Amazon has, personally, proved a mixed blessing for the likes of me as an author. On one hand, they Prime – pun intended – the indie published pipeline that helps keep a mid-list hybrid author like myself in the game, which is greatly to love (as are their 70% royalties). I’m fairly sure without KDP, I wouldn’t be around – at least as a writer earning a living more or less full-time from fiction. On the other hand, Amazon – much like the big six, or what is it, four, legacy publishers, now – is a Godzilla-sized giant able to crush mere mortals on the turn of the wheel.
With trad books published by the likes of Gollancz (Hachette), HarperCollins, and Tor (Macmillian), I’ve gazed up in awe from the ruins of my paucity as the giants of the old and new world clash in just about every Trad versus Amazon holy war going. And as well as the cross-fire, of course, there’s always the general fuckwitery, friendly fire and self-inflicted wounds of the biz to keep times interesting.
My ebooks price-fixed by Apple. Check. My trad books vanishing from Amazon’s catalogue when sales terms couldn’t be agreed. Check. Silly over-pricing of my trad digital works. Check. Spotty international availability of my ebooks around the English-speaking world. Check. Legacy contracts so outrageously egregious and one-sided, that my UK lawyer friends tell me supposedly freelance authors could probably actually sue publishers (and win) for outstanding pensions, holiday pay and any minimum wage differential on the basis that said contracts makes authors full-time employees without the corresponding rights. Check.
The latest nonsense?
Amazon hiding the buy button on The Stealers’ War print edition three levels deep. Making it so hard to buy, I couldn’t even find the new print book’s order button until I phoned my agent, thinking the Amazon database hadn’t been updated properly with the new book, and he had to tell me how to access it.
I used to be a GUI designer who still codes on the side. Either I’m inheriting my dad’s PC skills in my advanced decrepitude (What is this thing you call ‘scrolling the mouse?’), or Amazon are seriously trying to divert all legacy publisher print sales to their Kindle platform.
Okay, so here’s how to buy on Amazon the new print copy of The Stealers’ War, buried as deep as a nark’s grave in The Wire. First, go to the book’s product page. You’ll see this screen, below.
This shows the Kindle edition and the corresponding paperback. However, the paperback shown is the smaller size mass marked edition out in 2017. Not the newly released Mr Biggie (you know, the hardback-sized paperback which publishers love charging hardback prices for), which is the only print edition currently available now in 2016. You wouldn’t know I actually have a print edition you can buy looking at this page. Let’s put aside the rather ‘interesting’ (but depressingly normal) fact the e-book price is actually set dip-shit higher than the dead-tree edition (to quote the end of Apocalypse Now: “The horror. The horror.”).
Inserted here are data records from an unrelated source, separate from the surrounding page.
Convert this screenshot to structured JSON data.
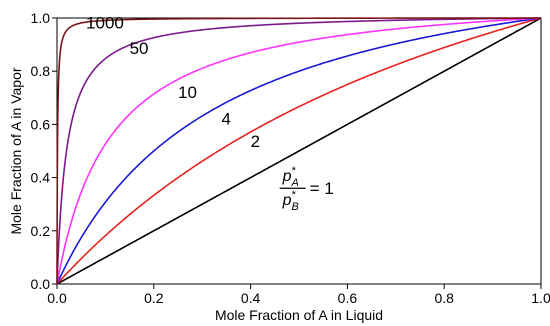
{
  "chart_data": {
    "type": "line",
    "xlabel": "Mole Fraction of A in Liquid",
    "ylabel": "Mole Fraction of A in Vapor",
    "xlim": [
      0,
      1
    ],
    "ylim": [
      0,
      1
    ],
    "x_ticks": [
      "0.0",
      "0.2",
      "0.4",
      "0.6",
      "0.8",
      "1.0"
    ],
    "y_ticks": [
      "0.0",
      "0.2",
      "0.4",
      "0.6",
      "0.8",
      "1.0"
    ],
    "grid": false,
    "series": [
      {
        "name": "1",
        "ratio": 1,
        "color": "#000000"
      },
      {
        "name": "2",
        "ratio": 2,
        "color": "#e8211d"
      },
      {
        "name": "4",
        "ratio": 4,
        "color": "#1a1ad6"
      },
      {
        "name": "10",
        "ratio": 10,
        "color": "#ff33ff"
      },
      {
        "name": "50",
        "ratio": 50,
        "color": "#7a1a8c"
      },
      {
        "name": "1000",
        "ratio": 1000,
        "color": "#7a1418"
      }
    ],
    "curve_labels": [
      {
        "text": "1000",
        "x": 0.06,
        "y": 0.96
      },
      {
        "text": "50",
        "x": 0.15,
        "y": 0.865
      },
      {
        "text": "10",
        "x": 0.25,
        "y": 0.7
      },
      {
        "text": "4",
        "x": 0.34,
        "y": 0.6
      },
      {
        "text": "2",
        "x": 0.4,
        "y": 0.515
      }
    ],
    "ratio_annotation": {
      "numerator_var": "p",
      "numerator_sub": "A",
      "denominator_var": "p",
      "denominator_sub": "B",
      "star": "*",
      "equals": "= 1",
      "x": 0.46,
      "y": 0.36
    }
  }
}
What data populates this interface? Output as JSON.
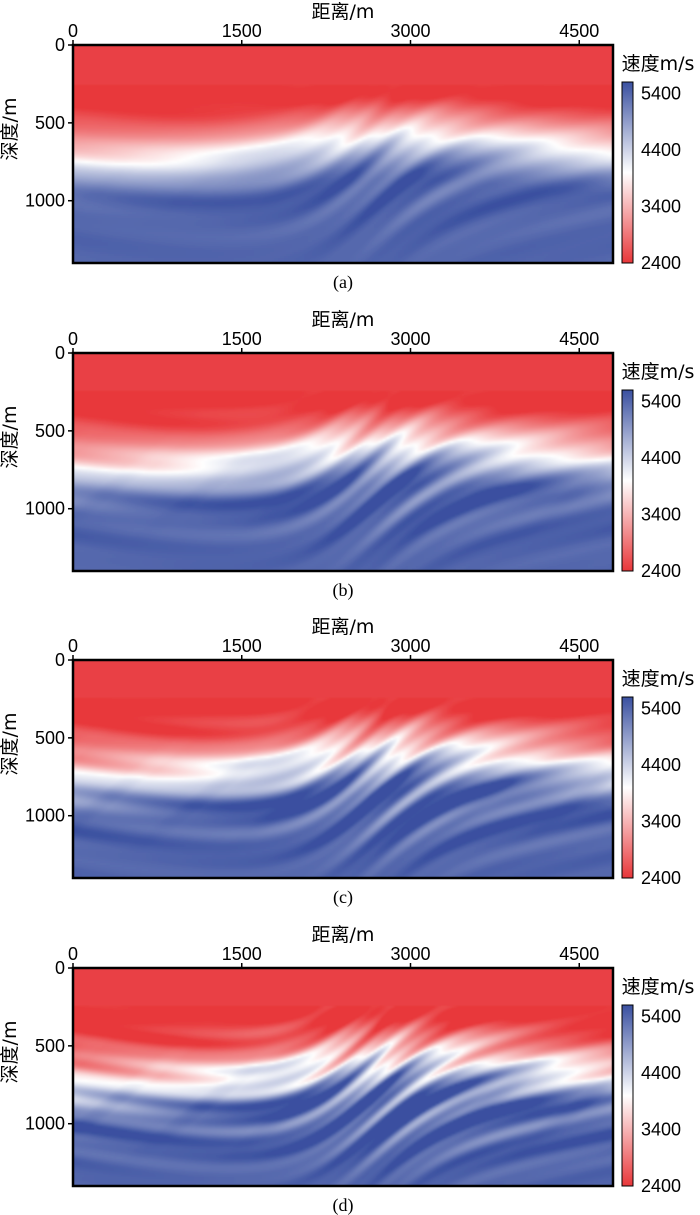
{
  "chart_data": [
    {
      "type": "heatmap",
      "caption": "(a)",
      "xlabel": "距离/m",
      "ylabel": "深度/m",
      "colorbar_label": "速度m/s",
      "xlim": [
        0,
        4800
      ],
      "ylim": [
        1400,
        0
      ],
      "xticks": [
        "0",
        "1500",
        "3000",
        "4500"
      ],
      "yticks": [
        "0",
        "500",
        "1000"
      ],
      "colorbar_ticks": [
        "5400",
        "4400",
        "3400",
        "2400"
      ],
      "clim": [
        2400,
        5600
      ],
      "colormap": [
        "#e8373a",
        "#ffffff",
        "#3a50a0"
      ],
      "water_bottom_depth": 260,
      "detail": 0.15
    },
    {
      "type": "heatmap",
      "caption": "(b)",
      "xlabel": "距离/m",
      "ylabel": "深度/m",
      "colorbar_label": "速度m/s",
      "xlim": [
        0,
        4800
      ],
      "ylim": [
        1400,
        0
      ],
      "xticks": [
        "0",
        "1500",
        "3000",
        "4500"
      ],
      "yticks": [
        "0",
        "500",
        "1000"
      ],
      "colorbar_ticks": [
        "5400",
        "4400",
        "3400",
        "2400"
      ],
      "clim": [
        2400,
        5600
      ],
      "colormap": [
        "#e8373a",
        "#ffffff",
        "#3a50a0"
      ],
      "water_bottom_depth": 240,
      "detail": 0.45
    },
    {
      "type": "heatmap",
      "caption": "(c)",
      "xlabel": "距离/m",
      "ylabel": "深度/m",
      "colorbar_label": "速度m/s",
      "xlim": [
        0,
        4800
      ],
      "ylim": [
        1400,
        0
      ],
      "xticks": [
        "0",
        "1500",
        "3000",
        "4500"
      ],
      "yticks": [
        "0",
        "500",
        "1000"
      ],
      "colorbar_ticks": [
        "5400",
        "4400",
        "3400",
        "2400"
      ],
      "clim": [
        2400,
        5600
      ],
      "colormap": [
        "#e8373a",
        "#ffffff",
        "#3a50a0"
      ],
      "water_bottom_depth": 240,
      "detail": 0.7
    },
    {
      "type": "heatmap",
      "caption": "(d)",
      "xlabel": "距离/m",
      "ylabel": "深度/m",
      "colorbar_label": "速度m/s",
      "xlim": [
        0,
        4800
      ],
      "ylim": [
        1400,
        0
      ],
      "xticks": [
        "0",
        "1500",
        "3000",
        "4500"
      ],
      "yticks": [
        "0",
        "500",
        "1000"
      ],
      "colorbar_ticks": [
        "5400",
        "4400",
        "3400",
        "2400"
      ],
      "clim": [
        2400,
        5600
      ],
      "colormap": [
        "#e8373a",
        "#ffffff",
        "#3a50a0"
      ],
      "water_bottom_depth": 240,
      "detail": 1.0
    }
  ]
}
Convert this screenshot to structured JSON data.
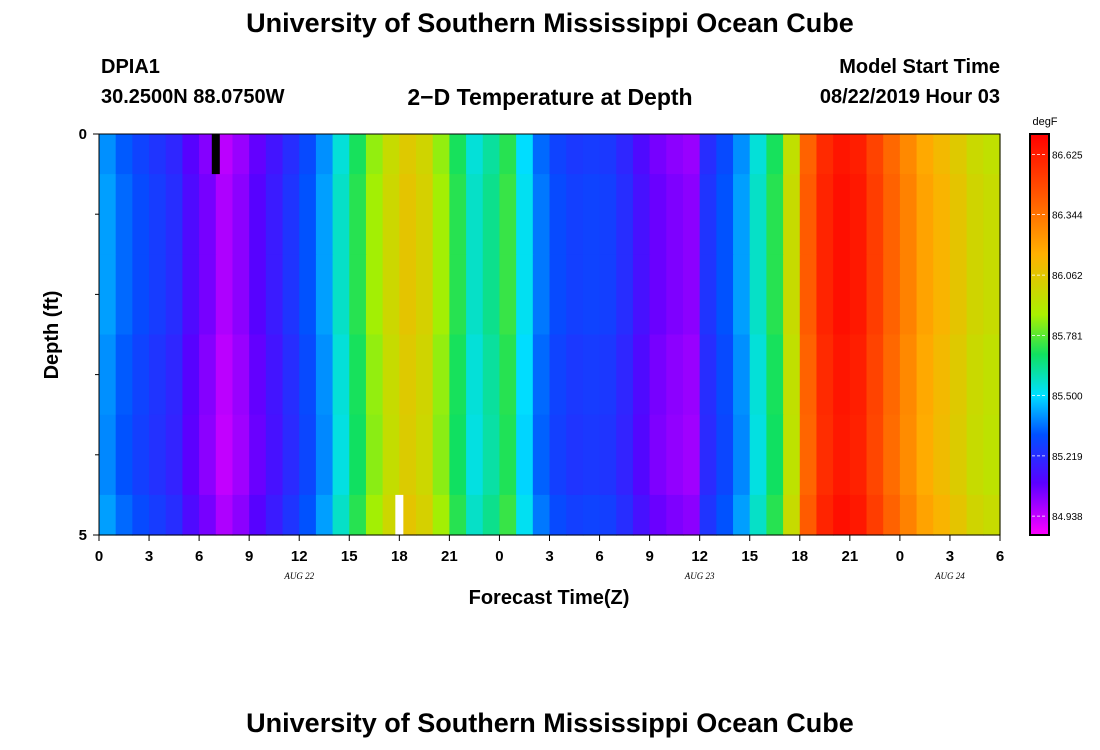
{
  "header": {
    "title": "University of Southern Mississippi Ocean Cube",
    "station": "DPIA1",
    "coords": "30.2500N 88.0750W",
    "plot_title": "2−D Temperature at Depth",
    "model_label": "Model Start Time",
    "model_time": "08/22/2019 Hour 03",
    "footer_title": "University of Southern Mississippi Ocean Cube"
  },
  "chart_data": {
    "type": "heatmap",
    "title": "2−D Temperature at Depth",
    "xlabel": "Forecast Time(Z)",
    "ylabel": "Depth (ft)",
    "x_start_hour": 0,
    "x_end_hour": 54,
    "x_tick_hours": [
      0,
      3,
      6,
      9,
      12,
      15,
      18,
      21,
      24,
      27,
      30,
      33,
      36,
      39,
      42,
      45,
      48,
      51,
      54
    ],
    "x_tick_labels": [
      "0",
      "3",
      "6",
      "9",
      "12",
      "15",
      "18",
      "21",
      "0",
      "3",
      "6",
      "9",
      "12",
      "15",
      "18",
      "21",
      "0",
      "3",
      "6"
    ],
    "date_labels": [
      {
        "text": "AUG  22",
        "hour": 12
      },
      {
        "text": "AUG  23",
        "hour": 36
      },
      {
        "text": "AUG  24",
        "hour": 51
      }
    ],
    "y_tick_labels": [
      "0",
      "5"
    ],
    "ylim": [
      0,
      5
    ],
    "y_minor_ticks": [
      1,
      2,
      3,
      4
    ],
    "depth_layers": [
      0,
      0.5,
      1.5,
      2.5,
      3.5,
      4.5
    ],
    "layer_offsets": [
      0,
      0.02,
      0.02,
      0.0,
      -0.01,
      0.02
    ],
    "hourly_base_temp": [
      85.4,
      85.33,
      85.28,
      85.24,
      85.2,
      85.1,
      85.03,
      84.95,
      85.0,
      85.08,
      85.15,
      85.22,
      85.3,
      85.4,
      85.55,
      85.7,
      85.85,
      85.97,
      86.05,
      86.0,
      85.85,
      85.7,
      85.55,
      85.62,
      85.72,
      85.5,
      85.35,
      85.28,
      85.25,
      85.26,
      85.25,
      85.2,
      85.12,
      85.05,
      85.02,
      85.0,
      85.22,
      85.3,
      85.4,
      85.55,
      85.7,
      85.95,
      86.4,
      86.58,
      86.65,
      86.62,
      86.5,
      86.38,
      86.28,
      86.18,
      86.12,
      86.05,
      85.98,
      85.95
    ],
    "markers": [
      {
        "hour": 7,
        "depth_from": 0,
        "depth_to": 0.5,
        "color": "#000000"
      },
      {
        "hour": 18,
        "depth_from": 4.5,
        "depth_to": 5,
        "color": "#ffffff"
      }
    ]
  },
  "colorbar": {
    "unit": "degF",
    "min": 84.85,
    "max": 86.72,
    "labels": [
      "86.625",
      "86.344",
      "86.062",
      "85.781",
      "85.500",
      "85.219",
      "84.938"
    ],
    "values": [
      86.625,
      86.344,
      86.062,
      85.781,
      85.5,
      85.219,
      84.938
    ]
  }
}
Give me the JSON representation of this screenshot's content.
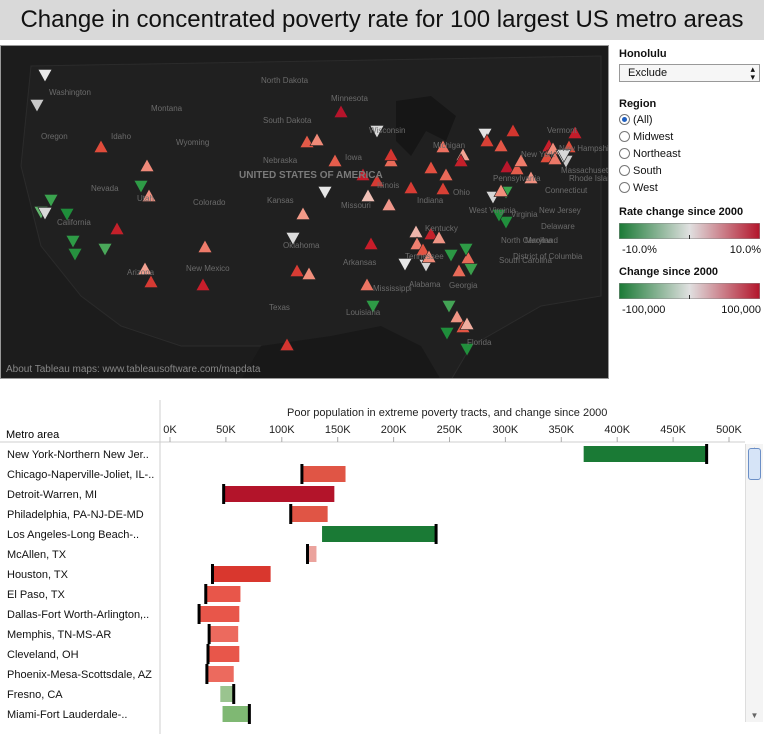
{
  "title": "Change in concentrated poverty rate for 100 largest US metro areas",
  "map": {
    "credit": "About Tableau maps: www.tableausoftware.com/mapdata",
    "labels": [
      "Washington",
      "Montana",
      "North Dakota",
      "South Dakota",
      "Wyoming",
      "Nebraska",
      "Nevada",
      "Utah",
      "Colorado",
      "Kansas",
      "Oklahoma",
      "UNITED STATES OF AMERICA",
      "Iowa",
      "Missouri",
      "Illinois",
      "Ohio",
      "Michigan",
      "Wisconsin",
      "Minnesota",
      "Indiana",
      "Kentucky",
      "Tennessee",
      "Arkansas",
      "Mississippi",
      "Alabama",
      "Georgia",
      "Texas",
      "New Mexico",
      "Arizona",
      "California",
      "Idaho",
      "Oregon",
      "Louisiana",
      "Florida",
      "South Carolina",
      "North Carolina",
      "Virginia",
      "West Virginia",
      "Pennsylvania",
      "New York",
      "Vermont",
      "New Hampshire",
      "Massachusetts",
      "Connecticut",
      "Rhode Island",
      "New Jersey",
      "Delaware",
      "Maryland",
      "District of Columbia"
    ],
    "markers": [
      {
        "dir": "down",
        "color": "#e8e8e8"
      },
      {
        "dir": "down",
        "color": "#c9c9c9"
      },
      {
        "dir": "up",
        "color": "#e04c3b"
      },
      {
        "dir": "up",
        "color": "#f08a7a"
      },
      {
        "dir": "down",
        "color": "#2e9b46"
      },
      {
        "dir": "up",
        "color": "#f09080"
      },
      {
        "dir": "down",
        "color": "#3aa34e"
      },
      {
        "dir": "down",
        "color": "#61b56c"
      },
      {
        "dir": "down",
        "color": "#d8d8d8"
      },
      {
        "dir": "down",
        "color": "#1f8e3b"
      },
      {
        "dir": "up",
        "color": "#c4202a"
      },
      {
        "dir": "down",
        "color": "#2e9b46"
      },
      {
        "dir": "down",
        "color": "#4aa85a"
      },
      {
        "dir": "down",
        "color": "#26923f"
      },
      {
        "dir": "up",
        "color": "#f2a090"
      },
      {
        "dir": "up",
        "color": "#d63a33"
      },
      {
        "dir": "up",
        "color": "#c91e2b"
      },
      {
        "dir": "up",
        "color": "#e35a48"
      },
      {
        "dir": "up",
        "color": "#ee7b6a"
      },
      {
        "dir": "down",
        "color": "#dcdcdc"
      },
      {
        "dir": "up",
        "color": "#f29a88"
      },
      {
        "dir": "up",
        "color": "#d83c34"
      },
      {
        "dir": "up",
        "color": "#c81d2a"
      },
      {
        "dir": "up",
        "color": "#e55d4c"
      },
      {
        "dir": "down",
        "color": "#e6e6e6"
      },
      {
        "dir": "up",
        "color": "#b7142b"
      },
      {
        "dir": "up",
        "color": "#f08a78"
      },
      {
        "dir": "up",
        "color": "#ec7563"
      },
      {
        "dir": "up",
        "color": "#f28f7c"
      },
      {
        "dir": "down",
        "color": "#1f8e3b"
      },
      {
        "dir": "up",
        "color": "#d43530"
      },
      {
        "dir": "up",
        "color": "#e96a58"
      },
      {
        "dir": "up",
        "color": "#d63a33"
      },
      {
        "dir": "down",
        "color": "#e6e6e6"
      },
      {
        "dir": "up",
        "color": "#eeb5ab"
      },
      {
        "dir": "up",
        "color": "#c21b2a"
      },
      {
        "dir": "up",
        "color": "#f0968a"
      },
      {
        "dir": "up",
        "color": "#d83c34"
      },
      {
        "dir": "up",
        "color": "#e24f40"
      },
      {
        "dir": "up",
        "color": "#c4202a"
      },
      {
        "dir": "down",
        "color": "#d4d4d4"
      },
      {
        "dir": "up",
        "color": "#d84035"
      },
      {
        "dir": "up",
        "color": "#ec7060"
      },
      {
        "dir": "up",
        "color": "#f3a393"
      },
      {
        "dir": "down",
        "color": "#3b9f4c"
      },
      {
        "dir": "up",
        "color": "#e86a58"
      },
      {
        "dir": "down",
        "color": "#2b9844"
      },
      {
        "dir": "down",
        "color": "#43a455"
      },
      {
        "dir": "up",
        "color": "#f09484"
      },
      {
        "dir": "up",
        "color": "#e25443"
      },
      {
        "dir": "up",
        "color": "#f0ad9f"
      },
      {
        "dir": "down",
        "color": "#1f8e3b"
      },
      {
        "dir": "down",
        "color": "#218f3c"
      },
      {
        "dir": "up",
        "color": "#e35646"
      },
      {
        "dir": "up",
        "color": "#d4362f"
      },
      {
        "dir": "down",
        "color": "#e3e3e3"
      },
      {
        "dir": "up",
        "color": "#d84035"
      },
      {
        "dir": "up",
        "color": "#b8162b"
      },
      {
        "dir": "up",
        "color": "#e55d4c"
      },
      {
        "dir": "up",
        "color": "#c91e2b"
      },
      {
        "dir": "up",
        "color": "#e04c3b"
      },
      {
        "dir": "up",
        "color": "#f08c7a"
      },
      {
        "dir": "up",
        "color": "#ec7868"
      },
      {
        "dir": "up",
        "color": "#c51c2a"
      },
      {
        "dir": "down",
        "color": "#cccccc"
      },
      {
        "dir": "down",
        "color": "#d8d8d8"
      },
      {
        "dir": "up",
        "color": "#d43530"
      },
      {
        "dir": "up",
        "color": "#ee8070"
      },
      {
        "dir": "up",
        "color": "#e25443"
      },
      {
        "dir": "up",
        "color": "#f0c0b6"
      },
      {
        "dir": "down",
        "color": "#2e9b46"
      },
      {
        "dir": "up",
        "color": "#c4202a"
      },
      {
        "dir": "up",
        "color": "#e86a58"
      },
      {
        "dir": "down",
        "color": "#d6d6d6"
      },
      {
        "dir": "down",
        "color": "#3aa34e"
      },
      {
        "dir": "up",
        "color": "#f28f7c"
      },
      {
        "dir": "down",
        "color": "#21903d"
      },
      {
        "dir": "up",
        "color": "#ee7b6a"
      },
      {
        "dir": "up",
        "color": "#f09080"
      },
      {
        "dir": "up",
        "color": "#e04c3b"
      },
      {
        "dir": "down",
        "color": "#e8e8e8"
      },
      {
        "dir": "up",
        "color": "#f08a78"
      },
      {
        "dir": "down",
        "color": "#2e9b46"
      },
      {
        "dir": "down",
        "color": "#d8d8d8"
      },
      {
        "dir": "down",
        "color": "#1f8e3b"
      },
      {
        "dir": "up",
        "color": "#e86a58"
      },
      {
        "dir": "up",
        "color": "#f09484"
      }
    ]
  },
  "controls": {
    "honolulu_label": "Honolulu",
    "honolulu_value": "Exclude",
    "region_label": "Region",
    "region_options": [
      "(All)",
      "Midwest",
      "Northeast",
      "South",
      "West"
    ],
    "region_selected": "(All)",
    "rate_legend_title": "Rate change since 2000",
    "rate_legend_min": "-10.0%",
    "rate_legend_max": "10.0%",
    "change_legend_title": "Change since 2000",
    "change_legend_min": "-100,000",
    "change_legend_max": "100,000",
    "colors": {
      "green": "#1a7a35",
      "grey": "#e0e0e0",
      "red": "#b3142a"
    }
  },
  "chart_data": {
    "type": "bar",
    "title": "Poor population in extreme poverty tracts, and change since 2000",
    "row_header": "Metro area",
    "xlim": [
      0,
      500000
    ],
    "ticks": [
      0,
      50000,
      100000,
      150000,
      200000,
      250000,
      300000,
      350000,
      400000,
      450000,
      500000
    ],
    "tick_labels": [
      "0K",
      "50K",
      "100K",
      "150K",
      "200K",
      "250K",
      "300K",
      "350K",
      "400K",
      "450K",
      "500K"
    ],
    "rows": [
      {
        "metro": "New York-Northern New Jer..",
        "value_2000": 480000,
        "value_now": 370000,
        "color": "#1a7a35"
      },
      {
        "metro": "Chicago-Naperville-Joliet, IL-..",
        "value_2000": 118000,
        "value_now": 157000,
        "color": "#e05545"
      },
      {
        "metro": "Detroit-Warren, MI",
        "value_2000": 48000,
        "value_now": 147000,
        "color": "#b3142a"
      },
      {
        "metro": "Philadelphia, PA-NJ-DE-MD",
        "value_2000": 108000,
        "value_now": 141000,
        "color": "#e05545"
      },
      {
        "metro": "Los Angeles-Long Beach-..",
        "value_2000": 238000,
        "value_now": 136000,
        "color": "#1a7a35"
      },
      {
        "metro": "McAllen, TX",
        "value_2000": 123000,
        "value_now": 131000,
        "color": "#eba39d"
      },
      {
        "metro": "Houston, TX",
        "value_2000": 38000,
        "value_now": 90000,
        "color": "#d9372e"
      },
      {
        "metro": "El Paso, TX",
        "value_2000": 32000,
        "value_now": 63000,
        "color": "#e8564a"
      },
      {
        "metro": "Dallas-Fort Worth-Arlington,..",
        "value_2000": 26000,
        "value_now": 62000,
        "color": "#e8564a"
      },
      {
        "metro": "Memphis, TN-MS-AR",
        "value_2000": 35000,
        "value_now": 61000,
        "color": "#ec6a5e"
      },
      {
        "metro": "Cleveland, OH",
        "value_2000": 34000,
        "value_now": 62000,
        "color": "#e8564a"
      },
      {
        "metro": "Phoenix-Mesa-Scottsdale, AZ",
        "value_2000": 33000,
        "value_now": 57000,
        "color": "#ec6a5e"
      },
      {
        "metro": "Fresno, CA",
        "value_2000": 57000,
        "value_now": 45000,
        "color": "#9ac48f"
      },
      {
        "metro": "Miami-Fort Lauderdale-..",
        "value_2000": 71000,
        "value_now": 47000,
        "color": "#7fb873"
      }
    ]
  }
}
Next, click the highlighted link above, ‘see all formats and editions’
That brings you to screen (2), below.
Next, click the highlighted link, ‘paperback’.
That brings you to screen (3), below.
Next, click the highlighted link, ‘Paperback 17 Mar 2016’.
That jumps you to the actual product page for the book just released, see screen (4) below. Congrats, you can now buy the large-size dead tree copy.
Buried deep on the 4th screen, even after you’ve gone to the trouble to actively search out the title using the Amazon search? Well. I think I can sum up my feelings about that in one handy, sophisticated info-graphic. Everyone loves info-graphics, right?
Much like in Aesop’s The Scorpion and the Frog fable, the giants and titans play, and you kind of know – even as you find yourself lying spread-eagled as collateral damage inside the house-sized footprint left by a monster – that the scorpion will always sting the frog. That’s just how scorpions roll.